Впрочем, кажется, ее нынешнего спутника молчание ничуть не смущало — не то что Маню!
— А вы знаете, сколько колонн у этого собора? — ни с того ни с сего вопросила она, решив, что должна вести интеллектуальные разговоры.
— Нет, — ответил он, помедлив. — Что-то много.
— Давайте считать?
— Нет, — отказался он. — Не будем.
Вот вам и весь сказ. Считать не будем.
На нет и суда нет.
— А я вас потеряла там, в магазине, — призналась Маня. Остановилась и стала шарить в кармане пальто. Сигареты никак не находились. — Думала, вы ушли.

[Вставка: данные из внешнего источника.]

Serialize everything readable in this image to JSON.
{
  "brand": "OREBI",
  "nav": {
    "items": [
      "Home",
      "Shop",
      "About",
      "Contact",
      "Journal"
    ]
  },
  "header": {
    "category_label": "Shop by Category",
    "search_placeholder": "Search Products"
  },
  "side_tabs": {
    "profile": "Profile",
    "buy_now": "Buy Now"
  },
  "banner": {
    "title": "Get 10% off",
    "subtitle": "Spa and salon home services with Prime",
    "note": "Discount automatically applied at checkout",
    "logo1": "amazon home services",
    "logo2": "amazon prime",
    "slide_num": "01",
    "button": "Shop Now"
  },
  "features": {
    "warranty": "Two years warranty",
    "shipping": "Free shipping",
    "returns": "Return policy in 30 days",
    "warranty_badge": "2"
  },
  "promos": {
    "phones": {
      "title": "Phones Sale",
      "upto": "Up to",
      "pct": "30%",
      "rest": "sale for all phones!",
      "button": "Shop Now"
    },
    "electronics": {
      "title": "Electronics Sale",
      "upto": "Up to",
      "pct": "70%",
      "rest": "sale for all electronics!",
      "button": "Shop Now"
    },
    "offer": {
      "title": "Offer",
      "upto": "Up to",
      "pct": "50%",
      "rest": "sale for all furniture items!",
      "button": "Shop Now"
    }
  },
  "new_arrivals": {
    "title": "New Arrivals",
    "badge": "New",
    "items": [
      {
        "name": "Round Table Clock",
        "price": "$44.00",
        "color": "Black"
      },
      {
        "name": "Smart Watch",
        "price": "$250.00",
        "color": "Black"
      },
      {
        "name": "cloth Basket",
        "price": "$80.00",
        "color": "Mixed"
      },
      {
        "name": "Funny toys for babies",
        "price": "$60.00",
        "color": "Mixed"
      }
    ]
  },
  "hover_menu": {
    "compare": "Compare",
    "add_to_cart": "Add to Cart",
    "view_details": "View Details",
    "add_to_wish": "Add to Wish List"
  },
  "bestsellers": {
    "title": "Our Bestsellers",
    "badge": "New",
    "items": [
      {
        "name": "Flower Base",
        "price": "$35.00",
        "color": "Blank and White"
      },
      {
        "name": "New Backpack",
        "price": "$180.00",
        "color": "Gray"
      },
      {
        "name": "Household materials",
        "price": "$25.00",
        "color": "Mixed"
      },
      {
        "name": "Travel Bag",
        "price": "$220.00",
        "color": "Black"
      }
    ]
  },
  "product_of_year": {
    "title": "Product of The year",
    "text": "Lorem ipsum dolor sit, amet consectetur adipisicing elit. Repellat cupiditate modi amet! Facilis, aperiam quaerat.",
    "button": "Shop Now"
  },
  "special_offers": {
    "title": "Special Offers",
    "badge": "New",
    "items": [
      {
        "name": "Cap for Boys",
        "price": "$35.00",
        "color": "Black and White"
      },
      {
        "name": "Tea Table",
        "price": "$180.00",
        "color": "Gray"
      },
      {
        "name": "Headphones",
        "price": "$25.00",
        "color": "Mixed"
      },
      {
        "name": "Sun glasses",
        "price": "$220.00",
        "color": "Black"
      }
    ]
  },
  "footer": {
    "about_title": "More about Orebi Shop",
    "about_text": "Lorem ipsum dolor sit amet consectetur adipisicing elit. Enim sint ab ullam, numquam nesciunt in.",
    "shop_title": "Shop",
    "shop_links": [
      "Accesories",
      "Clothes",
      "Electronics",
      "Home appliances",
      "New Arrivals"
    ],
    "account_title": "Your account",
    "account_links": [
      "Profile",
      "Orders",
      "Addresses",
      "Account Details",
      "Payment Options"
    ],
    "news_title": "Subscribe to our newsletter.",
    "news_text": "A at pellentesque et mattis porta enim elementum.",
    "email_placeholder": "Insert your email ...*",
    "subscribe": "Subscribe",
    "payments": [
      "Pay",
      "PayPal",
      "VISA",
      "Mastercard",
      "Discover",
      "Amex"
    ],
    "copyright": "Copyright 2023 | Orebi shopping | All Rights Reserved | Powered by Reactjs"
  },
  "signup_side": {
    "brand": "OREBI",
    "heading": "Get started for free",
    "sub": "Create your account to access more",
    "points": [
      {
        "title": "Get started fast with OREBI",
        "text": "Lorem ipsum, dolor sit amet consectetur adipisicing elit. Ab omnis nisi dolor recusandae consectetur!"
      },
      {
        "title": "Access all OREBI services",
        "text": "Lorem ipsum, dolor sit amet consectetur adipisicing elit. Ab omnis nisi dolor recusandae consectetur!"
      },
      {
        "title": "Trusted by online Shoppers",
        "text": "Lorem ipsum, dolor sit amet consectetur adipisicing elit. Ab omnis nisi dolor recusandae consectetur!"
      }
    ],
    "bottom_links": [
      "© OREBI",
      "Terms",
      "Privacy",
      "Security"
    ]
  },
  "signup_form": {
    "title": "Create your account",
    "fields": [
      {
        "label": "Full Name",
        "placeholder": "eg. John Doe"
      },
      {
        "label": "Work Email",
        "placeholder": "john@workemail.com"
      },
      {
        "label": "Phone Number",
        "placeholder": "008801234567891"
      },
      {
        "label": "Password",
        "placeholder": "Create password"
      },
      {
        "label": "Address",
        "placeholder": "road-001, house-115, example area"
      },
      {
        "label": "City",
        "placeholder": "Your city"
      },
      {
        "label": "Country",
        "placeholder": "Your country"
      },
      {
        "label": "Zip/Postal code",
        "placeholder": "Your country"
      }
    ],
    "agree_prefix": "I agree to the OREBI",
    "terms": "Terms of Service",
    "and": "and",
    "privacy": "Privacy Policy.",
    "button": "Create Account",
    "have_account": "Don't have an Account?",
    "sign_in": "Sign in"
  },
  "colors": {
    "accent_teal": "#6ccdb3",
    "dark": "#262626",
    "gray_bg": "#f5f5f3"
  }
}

— Я хотел попросить у вас автограф, а потом решил, что лучше воспользуюсь служебным положением и попрошу в более… спокойной обстановке.
Она покосилась на него.
Он был ниже ростом, и косилась она немного сверху вниз. Ветер трепал ему волосы, раздувал пальто, и он придерживал ворот рукой в перчатке.
Ей давно казалось, что он из другого мира, с той стороны Луны, которую никогда не видно даже в самый мощный телескоп, ибо нет такого телескопа, который мог бы повернуть Луну обратной стороной, и теперь, вспомнив все, Маня понимала, почему ей так казалось.
— Я рад вас видеть, Маня, — вдруг сказал он и улыбнулся, глядя в сторону собора. — Не рассматривайте меня так… перепуганно.
— Я знаю, кто вы.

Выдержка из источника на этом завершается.